Urban Typhoon Workshop & Cultural Typhoon Symposium
Wednesday, June 21, 2006 Posted: 11:20 AM JST
(by Jean Miyake Downey) - Shimokitazawa, an old haunt of mine, only a few minutes from where I lived in Inokashira-Koen, is one of the most alive and creative spaces in Tokyo. Live experimental theater. Coffeehouses and clubs that evoke such powerful ambience that they are their own little cosmos within Shimo-Kitazawa. I loved walking through the streets, especially on summer evenings.
From June 26 to the 29, the Urban Typhoon Workshop (Participatory Urban Design & the Future of Alternative Communities) is challenging a governmental plan to cut up this evocative urbanscape with yet another road project (some Japanese politicians really need to stretch their minds) that would take down the center of this community of poetic streets lined with small family-owned shops and restaurants, shrines, a church, and musical mecca spots.
We invite creative spirits from Japan and abroad to brainstorm on the present and future of Shimokitazawa, at a time when the government is planning a 26 meter-wide road cutting through its culturally vibrant streets.
The Urban Typhoon workshop is a global experiment in participatory design.

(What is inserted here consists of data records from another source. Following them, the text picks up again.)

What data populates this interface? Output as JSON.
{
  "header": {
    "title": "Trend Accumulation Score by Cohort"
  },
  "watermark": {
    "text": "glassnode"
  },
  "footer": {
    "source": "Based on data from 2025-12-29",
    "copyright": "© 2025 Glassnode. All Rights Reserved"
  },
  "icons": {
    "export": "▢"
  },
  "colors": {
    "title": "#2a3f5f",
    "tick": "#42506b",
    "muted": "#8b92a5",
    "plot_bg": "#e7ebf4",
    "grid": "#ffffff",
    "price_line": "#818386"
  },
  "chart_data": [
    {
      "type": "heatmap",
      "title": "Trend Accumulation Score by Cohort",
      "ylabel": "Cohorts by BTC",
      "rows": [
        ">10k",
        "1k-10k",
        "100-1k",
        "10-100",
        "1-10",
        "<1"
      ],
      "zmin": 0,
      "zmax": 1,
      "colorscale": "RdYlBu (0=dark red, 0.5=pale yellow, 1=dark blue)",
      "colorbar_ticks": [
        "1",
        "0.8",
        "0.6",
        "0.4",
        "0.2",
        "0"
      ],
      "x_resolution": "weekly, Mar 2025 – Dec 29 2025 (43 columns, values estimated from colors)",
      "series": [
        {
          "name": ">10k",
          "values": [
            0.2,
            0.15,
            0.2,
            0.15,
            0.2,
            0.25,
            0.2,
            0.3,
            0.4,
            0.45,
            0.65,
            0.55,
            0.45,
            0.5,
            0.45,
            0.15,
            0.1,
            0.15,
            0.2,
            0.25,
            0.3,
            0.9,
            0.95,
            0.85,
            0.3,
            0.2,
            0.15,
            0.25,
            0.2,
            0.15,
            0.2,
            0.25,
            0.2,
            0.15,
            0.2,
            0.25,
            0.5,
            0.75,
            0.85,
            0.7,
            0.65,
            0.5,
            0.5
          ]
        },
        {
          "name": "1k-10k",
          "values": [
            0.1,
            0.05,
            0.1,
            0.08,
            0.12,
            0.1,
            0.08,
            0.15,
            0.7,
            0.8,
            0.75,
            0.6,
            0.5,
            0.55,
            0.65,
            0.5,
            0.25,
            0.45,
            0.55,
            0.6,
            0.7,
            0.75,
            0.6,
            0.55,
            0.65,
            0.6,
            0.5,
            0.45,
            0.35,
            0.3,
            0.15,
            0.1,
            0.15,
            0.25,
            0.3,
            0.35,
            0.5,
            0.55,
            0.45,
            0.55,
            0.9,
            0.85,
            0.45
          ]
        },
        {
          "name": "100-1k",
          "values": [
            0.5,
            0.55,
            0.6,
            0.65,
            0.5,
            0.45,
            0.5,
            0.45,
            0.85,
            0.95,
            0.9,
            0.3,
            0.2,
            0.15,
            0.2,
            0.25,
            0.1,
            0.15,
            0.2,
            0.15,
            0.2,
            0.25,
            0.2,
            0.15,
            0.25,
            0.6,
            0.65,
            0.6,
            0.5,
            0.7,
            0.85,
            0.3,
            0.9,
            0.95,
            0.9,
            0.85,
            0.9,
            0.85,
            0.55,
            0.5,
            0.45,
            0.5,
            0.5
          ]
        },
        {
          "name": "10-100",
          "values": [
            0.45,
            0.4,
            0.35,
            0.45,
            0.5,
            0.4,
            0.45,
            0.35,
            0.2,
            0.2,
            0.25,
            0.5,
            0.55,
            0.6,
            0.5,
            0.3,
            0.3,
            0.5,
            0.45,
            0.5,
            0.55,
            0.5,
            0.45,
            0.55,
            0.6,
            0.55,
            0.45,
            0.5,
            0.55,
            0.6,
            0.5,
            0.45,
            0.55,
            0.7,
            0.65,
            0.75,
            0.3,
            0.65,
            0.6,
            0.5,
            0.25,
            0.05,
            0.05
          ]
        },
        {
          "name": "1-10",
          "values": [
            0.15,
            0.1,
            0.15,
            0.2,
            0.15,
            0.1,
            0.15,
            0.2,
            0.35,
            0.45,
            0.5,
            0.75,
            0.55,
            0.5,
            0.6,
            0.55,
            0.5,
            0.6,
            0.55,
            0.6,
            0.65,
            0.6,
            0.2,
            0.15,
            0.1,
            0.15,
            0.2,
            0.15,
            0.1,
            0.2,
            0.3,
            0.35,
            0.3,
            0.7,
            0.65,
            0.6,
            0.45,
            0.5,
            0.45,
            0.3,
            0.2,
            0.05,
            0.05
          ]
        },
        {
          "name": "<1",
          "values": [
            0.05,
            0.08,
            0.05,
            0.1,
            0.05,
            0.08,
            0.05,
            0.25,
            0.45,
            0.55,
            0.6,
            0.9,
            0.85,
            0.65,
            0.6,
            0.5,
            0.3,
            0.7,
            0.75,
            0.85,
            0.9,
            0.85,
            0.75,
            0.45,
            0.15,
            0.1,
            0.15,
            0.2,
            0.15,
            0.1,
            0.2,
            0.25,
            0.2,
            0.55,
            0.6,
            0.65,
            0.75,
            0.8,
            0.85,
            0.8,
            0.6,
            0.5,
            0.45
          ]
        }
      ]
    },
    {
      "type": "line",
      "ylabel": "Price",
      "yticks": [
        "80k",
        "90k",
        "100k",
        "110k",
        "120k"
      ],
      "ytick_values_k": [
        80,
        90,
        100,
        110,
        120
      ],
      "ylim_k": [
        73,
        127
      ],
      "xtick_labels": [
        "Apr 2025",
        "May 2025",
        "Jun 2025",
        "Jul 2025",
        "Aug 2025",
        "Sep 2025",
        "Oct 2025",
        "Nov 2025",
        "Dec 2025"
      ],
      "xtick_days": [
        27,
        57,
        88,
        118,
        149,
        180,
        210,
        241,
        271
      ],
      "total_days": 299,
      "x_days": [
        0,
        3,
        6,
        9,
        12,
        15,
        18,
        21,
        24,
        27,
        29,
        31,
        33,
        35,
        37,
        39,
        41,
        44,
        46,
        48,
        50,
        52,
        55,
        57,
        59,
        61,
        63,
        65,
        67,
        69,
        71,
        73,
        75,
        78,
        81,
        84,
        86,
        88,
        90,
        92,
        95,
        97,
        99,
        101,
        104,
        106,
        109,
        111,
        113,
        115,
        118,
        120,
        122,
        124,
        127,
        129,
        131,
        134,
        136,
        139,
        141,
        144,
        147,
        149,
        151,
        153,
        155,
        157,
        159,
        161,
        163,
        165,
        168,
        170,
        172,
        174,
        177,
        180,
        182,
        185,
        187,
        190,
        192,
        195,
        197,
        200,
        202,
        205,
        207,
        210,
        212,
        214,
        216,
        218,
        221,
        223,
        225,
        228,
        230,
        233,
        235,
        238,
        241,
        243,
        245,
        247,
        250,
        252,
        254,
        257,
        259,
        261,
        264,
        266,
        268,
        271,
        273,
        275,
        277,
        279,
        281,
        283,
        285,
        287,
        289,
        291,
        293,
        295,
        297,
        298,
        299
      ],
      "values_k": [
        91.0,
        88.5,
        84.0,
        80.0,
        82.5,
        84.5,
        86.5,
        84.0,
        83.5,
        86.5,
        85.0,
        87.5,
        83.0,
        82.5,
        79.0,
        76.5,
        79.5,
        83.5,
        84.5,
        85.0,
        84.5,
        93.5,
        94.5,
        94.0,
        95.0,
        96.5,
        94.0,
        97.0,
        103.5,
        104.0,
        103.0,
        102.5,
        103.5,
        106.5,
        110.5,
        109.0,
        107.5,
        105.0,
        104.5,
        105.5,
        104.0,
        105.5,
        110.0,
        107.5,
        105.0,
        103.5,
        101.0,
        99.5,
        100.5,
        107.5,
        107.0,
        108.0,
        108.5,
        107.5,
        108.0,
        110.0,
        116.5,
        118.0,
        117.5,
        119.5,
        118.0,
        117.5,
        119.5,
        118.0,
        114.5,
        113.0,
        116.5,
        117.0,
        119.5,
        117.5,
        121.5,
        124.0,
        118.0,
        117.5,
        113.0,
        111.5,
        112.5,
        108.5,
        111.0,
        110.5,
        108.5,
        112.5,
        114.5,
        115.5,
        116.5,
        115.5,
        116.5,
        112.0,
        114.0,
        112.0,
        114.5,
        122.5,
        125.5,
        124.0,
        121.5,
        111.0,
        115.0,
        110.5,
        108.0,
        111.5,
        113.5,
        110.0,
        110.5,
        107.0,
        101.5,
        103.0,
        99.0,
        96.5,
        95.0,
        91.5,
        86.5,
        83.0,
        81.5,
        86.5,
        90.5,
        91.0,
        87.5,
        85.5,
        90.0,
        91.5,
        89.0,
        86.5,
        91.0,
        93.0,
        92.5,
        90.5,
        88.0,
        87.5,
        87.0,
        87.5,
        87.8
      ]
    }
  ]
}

It is directly connected to the various subcultures of Shimokitazawa and its grassroots community groups.
The workshop is multicultural, multidisciplinary and multimedia. We invite students, urban planners, architects, designers, artists, sociologists, media artists, political activists, utopists, and other nomadic types to imagine the future of Shimokitazawa.
The objective is to produce alternatives to the government's plan as well as a multimedia testimony to the unique spirit of Shimokitazawa. The workshop itself is a joyous and participatory takeover of the city.
The Urban Typhoon Workshop, is connected with two upcoming events:
1) Ubiquitous Urban Design Symposium, June 28, 2006
University of Tokyo, Graduate School of Interdisciplinary Information Studies
The Ubiquitous City Symposium considers the formative power of culture within communities and the role of architects and urban design, particularly focusing on the potential of ubiquitous information technologies for public involvement and participatory planning. Taking an experimental approach, the symposium will be directly connected to the Urban Typhoon workshop. Panelists include Shunya Yoshimi, Shin Mizukoshi, Yehuda Safran, Taro Igarashi, Yolande Daniels, Masami Kobayashi, Carla Leitao, Hiroya Tanaka, Pablo Corvalan, Masashige Motoe, and Kengo Nakajima.
2) Cultural Typhoon Symposium, June 30 – July 2, 2006
Cultural Typhoon is annual inter-university event attended by hundreds of scholars from Japan and the rest of the world. This year Cultural Typhoon takes place in Shimokitazawa and focuses on the theme of urban culture. The outcome of the Urban Typhoon workshop will be presented and discussed on Saturday July 1st at the Symposium.
Jean Miyake Downey is a contributing editor at the Kyoto Journal: Perspectives on Asia (www.kyotojournal.org), an award-winning English-language quarterly published in Kyoto, Japan. She covers multicultural and transnational issues. Drawing on her background as a sociologist and lawyer, she takes an interdisciplinary look at the nexuses between historical and contemporary hybridity and fusion; global cultural trauma and historical healing; the revival and survival of traditional and indigenous cultures; and global human rights movements.